Les grands actionnaires de Telecom Italia engagent les discussions de la dernière chance

Ils ont jusqu’au 28 septembre pour trouver un accord afin de réduire la dette du groupe et éviter une implosion du pacte d’actionnaires
Olivier Pinaud

Le dossier Telecom Italia vire au «thriller». Les actionnaires et la direction de l’opérateur en télécoms italiens ne cessent de se déchirer sur la marche à suivre pour régler son problème de surendettement. Hier, lors d’une réunion dite informelle, les administrateurs du groupe ont tenté de se mettre d’accord avant un conseil d’administration fatidique finalement reporté au 3 octobre.

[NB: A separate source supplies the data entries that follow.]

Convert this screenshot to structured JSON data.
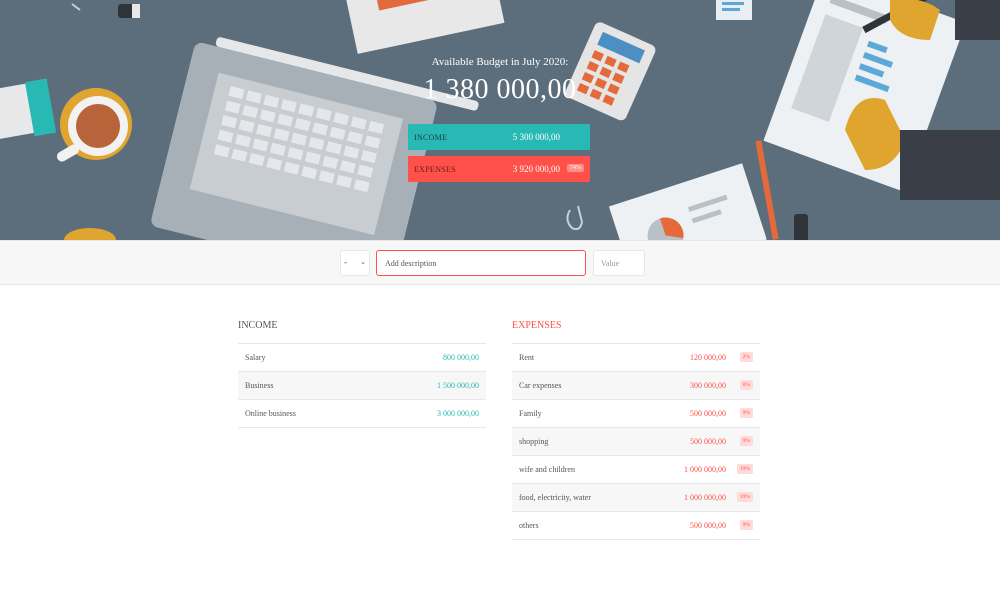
{
  "header": {
    "title": "Available Budget in July 2020:",
    "budget": "1 380 000,00",
    "income": {
      "label": "INCOME",
      "value": "5 300 000,00"
    },
    "expenses": {
      "label": "EXPENSES",
      "value": "3 920 000,00",
      "percent": "74%"
    }
  },
  "add_bar": {
    "type_value": "-",
    "description_placeholder": "Add description",
    "value_placeholder": "Value"
  },
  "income": {
    "title": "INCOME",
    "items": [
      {
        "description": "Salary",
        "value": "800 000,00"
      },
      {
        "description": "Business",
        "value": "1 500 000,00"
      },
      {
        "description": "Online business",
        "value": "3 000 000,00"
      }
    ]
  },
  "expenses": {
    "title": "EXPENSES",
    "items": [
      {
        "description": "Rent",
        "value": "120 000,00",
        "percent": "2%"
      },
      {
        "description": "Car expenses",
        "value": "300 000,00",
        "percent": "6%"
      },
      {
        "description": "Family",
        "value": "500 000,00",
        "percent": "9%"
      },
      {
        "description": "shopping",
        "value": "500 000,00",
        "percent": "9%"
      },
      {
        "description": "wife and children",
        "value": "1 000 000,00",
        "percent": "19%"
      },
      {
        "description": "food, electricity, water",
        "value": "1 000 000,00",
        "percent": "19%"
      },
      {
        "description": "others",
        "value": "500 000,00",
        "percent": "9%"
      }
    ]
  },
  "colors": {
    "hero_bg": "#5c6d7b",
    "income_accent": "#28b9b5",
    "expense_accent": "#ff5049"
  }
}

Rien n’avait filtré hier soir sur la teneur des discussions. D’un côté, Franco Bernabe, le PDG de Telecom Italia, tente de convaincre de la nécessité de mettre en place un plan d’économies drastique, de 3 à 5 milliards d’euros, afin d’éviter d’avoir à vendre les participations dans les filiales sud-américaines, les principales sources de croissance de la société. Une augmentation de capital permettrait également selon lui de diminuer radicalement la dette, actuellement de 28,8 milliards d’euros, et éviter une dégradation de la note du groupe en catégorie «junk».

D’un autre côté, les actionnaires de référence réunis dans la holding Telco se disputent sur la marche à suivre. Telefonica, premier actionnaire avec une participation indirecte de 10,4%, aimerait reprendre les participations de ses anciens alliés financiers, Mediobanca, Generali et Intesa Sanpaolo. Ils détiennent ensemble 12% de Telecom Italia. Mais la proposition financière de l’opérateur espagnol, lui même contraint par sa dette, ne leur convient pas. De même, pas question pour eux de remettre au pot alors qu’ils ont dû déprécier à plusieurs reprises la valeur de leur participation depuis leur arrivée au capital de Telecom Italia en 2007. Entrés à un cours de Bourse de 2,8 euros, ils portent aujourd’hui des actions valant 0,6 euro pièce.

Faute de consensus avant le 28 septembre, les différents actionnaires de Telecom Italia auront la liberté de céder leurs participations, conformément au pacte conclu en 2007. Une issue que souhaite éviter Telefonica afin de ne pas voir un concurrent en profiter pour s’inviter au capital. Les noms d’America Movil, d’AT&T, de Vodafone et de Naguib Sawiris circulent régulièrement comme acheteurs potentiels en cas d’implosion du pacte d’actionnaires.